Lemma: Let $a,b\in \mathbb N$. Let $A\subseteq \mathbb N$ such that $\{0,1,\dots,a-1\}\subseteq A$, and $a\notin A$. Similarly, let  $B\subseteq \mathbb N$ such that $\{0,1,\dots,b-1\}\subseteq B$, and $b\notin B$. Then
$$
a+b=\text{mex}\{a^*+b,a+b^*\mid a^*\in A,b^*\in B\}\\
ab=\newcommand{\mex}{\operatorname{mex}}\mex \{ab^*+a^*b+a^*b^*\mid a^*\in A,b^*\in B\}
$$
Proof sketch: We are taking the definitons of $a+b$ and $ab$, and adding in some extra exlcudants. As long as we can show  $$ a^*+b\neq a+b,\qquad a+b^*\neq a+b,\qquad a^*b+b^*a+a^*b^*\neq ab,$$whenever $a^*>a$ or $b^*>b,$ then none of the added numbers will change the mex. The first two should be obvious. Proving the last is equivalent to showing
$$
a^*b^*\neq a^*b+ab^*+ab,
$$
This is true provided $a^*>a$ and $b^*>b$, since $a^*b+ab^*+ab$ is one of the excludants in the definition of $a^*b^*$. The other cases where $a^*>a$ and $b^*<b$, and where $a^*<a$ and $b^*>b$, are similar.


With this lemma, we can now give a simple proof by induction. Let's start with distributivity, since we need that to prove associativity. From the lemma, we can write
$$
(a+b)c=\text{mex}\{s^*c+(a+b)c'+s^*c'\mid s^*\in S,\color{gray}{c'<c}\},
$$
where $S$ is any subset which contains all the numbers less than $a+b$, and does not contain $a+b$. In particular, we will take
$
S=\{a+b',a'+b\}.
$
This means
$$
(a+b)c=\mex\{(a'+b)c+(a+b)c'+(a'+b)c',\;\;(a+b')c+(a+b)c'+(a+b')c'\}
$$
By induction, we can assume the distributive property for all of the simpler excludants, so
$$
(a+b)c=\mex\{(a'c+ac'+a'c')+bc,\;\; ac+(b'c+bc'+b'c')\}\tag1
$$
On the other hand,
$$
ac+bc=\mex\{p^*+bc,ac+q^*\mid p^*\in P,q^*\in Q\}
$$
where $P$ contains all numbers less than $ac$, but excludes $ac$, and $Q$ contains all numbers less than $bc$, but excludes $bc$. In particular, we can take $P=\{a'c+ac'+a'c'\}$ and $Q=\{b'c+bc'+b'c'\}$, in which case we recover $(1)$ exactly, completing the proof.

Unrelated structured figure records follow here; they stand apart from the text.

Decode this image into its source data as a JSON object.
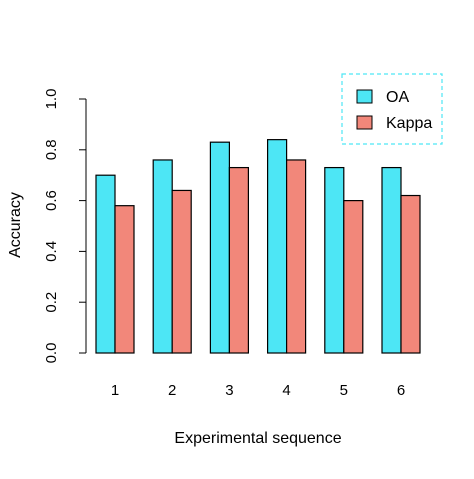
{
  "chart_data": {
    "type": "bar",
    "categories": [
      "1",
      "2",
      "3",
      "4",
      "5",
      "6"
    ],
    "series": [
      {
        "name": "OA",
        "color": "#4DE6F5",
        "values": [
          0.7,
          0.76,
          0.83,
          0.84,
          0.73,
          0.73
        ]
      },
      {
        "name": "Kappa",
        "color": "#F2877A",
        "values": [
          0.58,
          0.64,
          0.73,
          0.76,
          0.6,
          0.62
        ]
      }
    ],
    "title": "",
    "xlabel": "Experimental sequence",
    "ylabel": "Accuracy",
    "ylim": [
      0,
      1
    ],
    "yticks": [
      "0.0",
      "0.2",
      "0.4",
      "0.6",
      "0.8",
      "1.0"
    ],
    "grid": false,
    "legend": {
      "position": "top-right",
      "border": "dashed",
      "border_color": "#4DE6F5"
    }
  }
}
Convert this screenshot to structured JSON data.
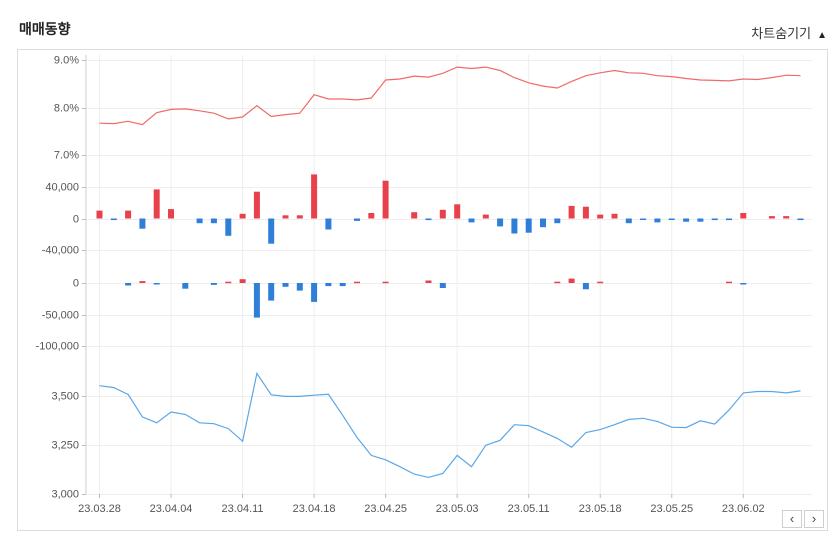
{
  "header": {
    "title": "매매동향",
    "toggle_label": "차트숨기기",
    "toggle_icon": "triangle-up-icon"
  },
  "pager": {
    "prev_icon": "chevron-left-icon",
    "next_icon": "chevron-right-icon",
    "prev_label": "‹",
    "next_label": "›"
  },
  "colors": {
    "ratio_line": "#f06a6a",
    "positive_bar": "#e8414c",
    "negative_bar": "#2f7fd9",
    "price_line": "#5aa7e8",
    "grid": "#eeeeee"
  },
  "chart_data": [
    {
      "type": "line",
      "panel": "ratio",
      "ylim": [
        7.0,
        9.0
      ],
      "ytick_labels": [
        "9.0%",
        "8.0%",
        "7.0%"
      ],
      "yticks": [
        9.0,
        8.0,
        7.0
      ],
      "series": [
        {
          "values": [
            7.67,
            7.66,
            7.71,
            7.64,
            7.89,
            7.96,
            7.97,
            7.93,
            7.88,
            7.76,
            7.8,
            8.04,
            7.81,
            7.85,
            7.88,
            8.27,
            8.18,
            8.18,
            8.16,
            8.2,
            8.58,
            8.6,
            8.66,
            8.64,
            8.72,
            8.85,
            8.82,
            8.85,
            8.78,
            8.63,
            8.52,
            8.45,
            8.41,
            8.55,
            8.67,
            8.73,
            8.78,
            8.73,
            8.72,
            8.67,
            8.65,
            8.61,
            8.58,
            8.57,
            8.56,
            8.6,
            8.59,
            8.63,
            8.68,
            8.67
          ]
        }
      ]
    },
    {
      "type": "bar",
      "panel": "institution",
      "ylim": [
        -40000,
        40000
      ],
      "ytick_labels": [
        "40,000",
        "0",
        "-40,000"
      ],
      "yticks": [
        40000,
        0,
        -40000
      ],
      "series": [
        {
          "values": [
            10000,
            -2000,
            10000,
            -13000,
            37000,
            12000,
            0,
            -6000,
            -6000,
            -22000,
            6000,
            34000,
            -32000,
            4000,
            4000,
            56000,
            -14000,
            0,
            -3000,
            7000,
            48000,
            0,
            8000,
            -2000,
            11000,
            18000,
            -5000,
            5000,
            -10000,
            -19000,
            -18000,
            -11000,
            -6000,
            16000,
            15000,
            5000,
            6000,
            -6000,
            -1000,
            -5000,
            -1500,
            -4000,
            -4000,
            -2000,
            -2000,
            7000,
            0,
            3000,
            3000,
            -2000
          ]
        }
      ]
    },
    {
      "type": "bar",
      "panel": "foreign",
      "ylim": [
        -100000,
        0
      ],
      "ytick_labels": [
        "0",
        "-50,000",
        "-100,000"
      ],
      "yticks": [
        0,
        -50000,
        -100000
      ],
      "series": [
        {
          "values": [
            0,
            0,
            -4000,
            3000,
            -2000,
            0,
            -9000,
            0,
            -3000,
            2000,
            6000,
            -55000,
            -28000,
            -6000,
            -12000,
            -30000,
            -5000,
            -5000,
            2000,
            0,
            2000,
            0,
            0,
            4000,
            -8000,
            0,
            0,
            0,
            0,
            0,
            0,
            0,
            2000,
            7000,
            -10000,
            2000,
            0,
            0,
            0,
            0,
            0,
            0,
            0,
            0,
            2000,
            -2000,
            0,
            0,
            0,
            0
          ]
        }
      ]
    },
    {
      "type": "line",
      "panel": "price",
      "ylim": [
        3000,
        3625
      ],
      "ytick_labels": [
        "3,500",
        "3,250",
        "3,000"
      ],
      "yticks": [
        3500,
        3250,
        3000
      ],
      "xtick_labels": [
        "23.03.28",
        "23.04.04",
        "23.04.11",
        "23.04.18",
        "23.04.25",
        "23.05.03",
        "23.05.11",
        "23.05.18",
        "23.05.25",
        "23.06.02"
      ],
      "series": [
        {
          "values": [
            3555,
            3545,
            3510,
            3395,
            3365,
            3420,
            3408,
            3365,
            3360,
            3335,
            3270,
            3618,
            3508,
            3500,
            3500,
            3506,
            3511,
            3403,
            3290,
            3198,
            3175,
            3140,
            3102,
            3085,
            3105,
            3198,
            3140,
            3250,
            3275,
            3355,
            3350,
            3318,
            3285,
            3240,
            3315,
            3330,
            3355,
            3382,
            3388,
            3372,
            3342,
            3340,
            3375,
            3358,
            3430,
            3518,
            3525,
            3525,
            3518,
            3528
          ]
        }
      ]
    }
  ]
}
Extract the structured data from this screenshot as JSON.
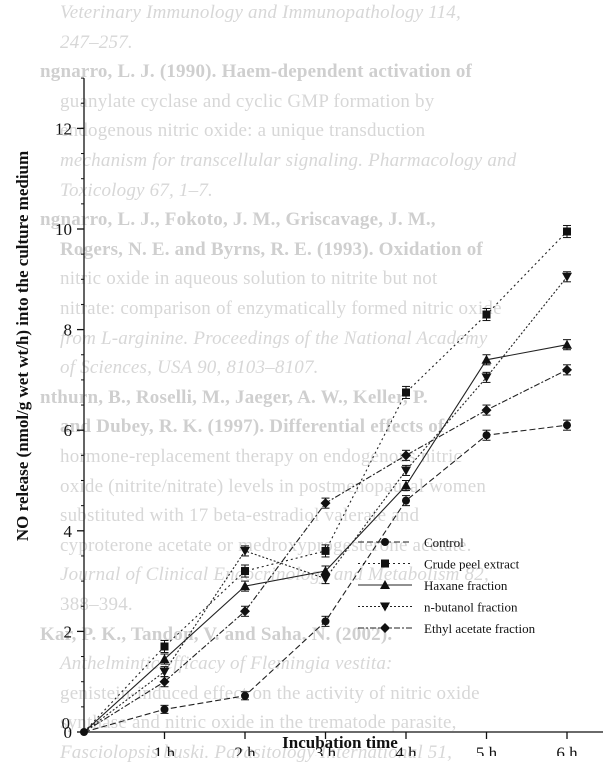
{
  "background_text": [
    {
      "text": "Veterinary Immunology and Immunopathology 114,",
      "style": "ital"
    },
    {
      "text": "247–257.",
      "style": "ital"
    },
    {
      "text": "ngnarro, L. J. (1990). Haem-dependent activation of",
      "style": "bold"
    },
    {
      "text": "guanylate cyclase and cyclic GMP formation by",
      "style": ""
    },
    {
      "text": "endogenous nitric oxide: a unique transduction",
      "style": ""
    },
    {
      "text": "mechanism for transcellular signaling. Pharmacology and",
      "style": "ital"
    },
    {
      "text": "Toxicology 67, 1–7.",
      "style": "ital"
    },
    {
      "text": "ngnarro, L. J., Fokoto, J. M., Griscavage, J. M.,",
      "style": "bold"
    },
    {
      "text": "Rogers, N. E. and Byrns, R. E. (1993). Oxidation of",
      "style": "bold"
    },
    {
      "text": "nitric oxide in aqueous solution to nitrite but not",
      "style": ""
    },
    {
      "text": "nitrate: comparison of enzymatically formed nitric oxide",
      "style": ""
    },
    {
      "text": "from L-arginine. Proceedings of the National Academy",
      "style": "ital"
    },
    {
      "text": "of Sciences, USA 90, 8103–8107.",
      "style": "ital"
    },
    {
      "text": "nthurn, B., Roselli, M., Jaeger, A. W., Keller, P.",
      "style": "bold"
    },
    {
      "text": "and Dubey, R. K. (1997). Differential effects of",
      "style": "bold"
    },
    {
      "text": "hormone-replacement therapy on endogenous nitric",
      "style": ""
    },
    {
      "text": "oxide (nitrite/nitrate) levels in postmenopausal women",
      "style": ""
    },
    {
      "text": "substituted with 17 beta-estradiol valerate and",
      "style": ""
    },
    {
      "text": "cyproterone acetate or medroxyprogesterone acetate.",
      "style": ""
    },
    {
      "text": "Journal of Clinical Endocrinology and Metabolism 82,",
      "style": "ital"
    },
    {
      "text": "388–394.",
      "style": ""
    },
    {
      "text": "Kar, P. K., Tandon, V. and Saha, N. (2002).",
      "style": "bold"
    },
    {
      "text": "Anthelmintic efficacy of Flemingia vestita:",
      "style": "ital"
    },
    {
      "text": "genistein-induced effect on the activity of nitric oxide",
      "style": ""
    },
    {
      "text": "synthase and nitric oxide in the trematode parasite,",
      "style": ""
    },
    {
      "text": "Fasciolopsis buski. Parasitology International 51,",
      "style": "ital"
    }
  ],
  "chart_data": {
    "type": "line",
    "title": "",
    "xlabel": "Incubation time",
    "ylabel": "NO release (nmol/g wet wt/h) into the culture medium",
    "x_categories": [
      "0",
      "1 h",
      "2 h",
      "3 h",
      "4 h",
      "5 h",
      "6 h"
    ],
    "x": [
      0,
      1,
      2,
      3,
      4,
      5,
      6
    ],
    "y_ticks": [
      "0",
      "2",
      "4",
      "6",
      "8",
      "10",
      "12"
    ],
    "ylim": [
      0,
      13
    ],
    "grid": false,
    "legend_position": "bottom-right",
    "series": [
      {
        "name": "Control",
        "marker": "circle",
        "dash": "6,3",
        "values": [
          0,
          0.45,
          0.72,
          2.2,
          4.6,
          5.9,
          6.1
        ],
        "errors": [
          0,
          0.08,
          0.08,
          0.1,
          0.1,
          0.1,
          0.1
        ]
      },
      {
        "name": "Crude peel extract",
        "marker": "square",
        "dash": "2,3",
        "values": [
          0,
          1.7,
          3.2,
          3.6,
          6.75,
          8.3,
          9.95
        ],
        "errors": [
          0,
          0.12,
          0.12,
          0.12,
          0.12,
          0.12,
          0.12
        ]
      },
      {
        "name": "Haxane fraction",
        "marker": "triangle-up",
        "dash": "",
        "values": [
          0,
          1.45,
          2.9,
          3.2,
          4.9,
          7.4,
          7.7
        ],
        "errors": [
          0,
          0.1,
          0.1,
          0.1,
          0.1,
          0.1,
          0.1
        ]
      },
      {
        "name": "n-butanol fraction",
        "marker": "triangle-down",
        "dash": "2,2",
        "values": [
          0,
          1.2,
          3.6,
          3.05,
          5.2,
          7.05,
          9.05
        ],
        "errors": [
          0,
          0.1,
          0.1,
          0.1,
          0.1,
          0.1,
          0.1
        ]
      },
      {
        "name": "Ethyl acetate fraction",
        "marker": "diamond",
        "dash": "6,2,2,2",
        "values": [
          0,
          1.0,
          2.4,
          4.55,
          5.5,
          6.4,
          7.2
        ],
        "errors": [
          0,
          0.1,
          0.1,
          0.1,
          0.1,
          0.1,
          0.1
        ]
      }
    ]
  }
}
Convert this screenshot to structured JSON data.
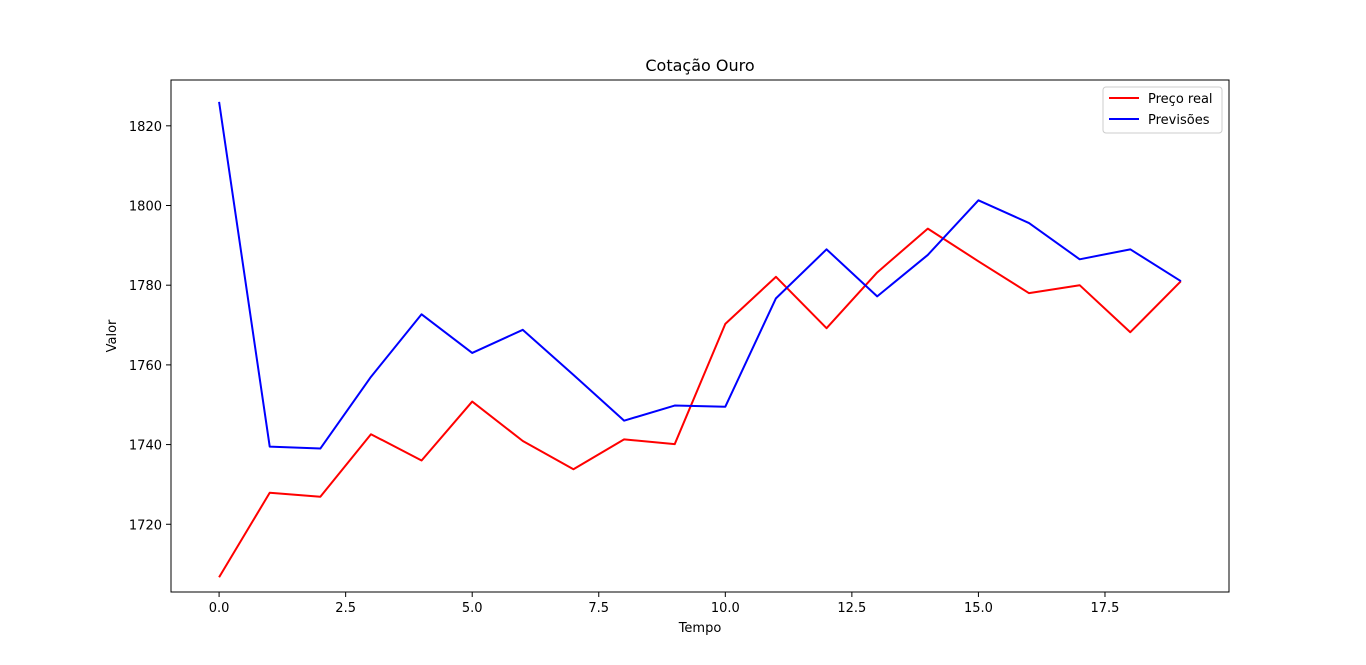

Now, onto associativity. We can write
$$
(ab)c=\text{mex}\{p^*c+(ab)c'+p^*c\}
$$
where $p^*$ ranges over any set containing all numbers less than $ab$, but not $ab$. In particular, we let $p^*$ range over $\{a'b+ab'+a'b'\}$, which gives
\begin{align}
(ab)c
&=\text{mex}\{(a'b+ab'+a'b')c+(ab)c'+(a'b+ab'+a'b')c'\}
\\&=\text{mex}\{a'bc+ab'c+a'b'c+abc'+a'bc'+ab'c'+a'b'c'\}\tag2
\end{align}
In the second equality, we use the distributive property, and we use the fact that we can inductively assume associativity for the simpler products to omit parentheses. The proof is completed by expanding $a(bc)$ using the same strategy, and noting the expression is equal to $(2)$.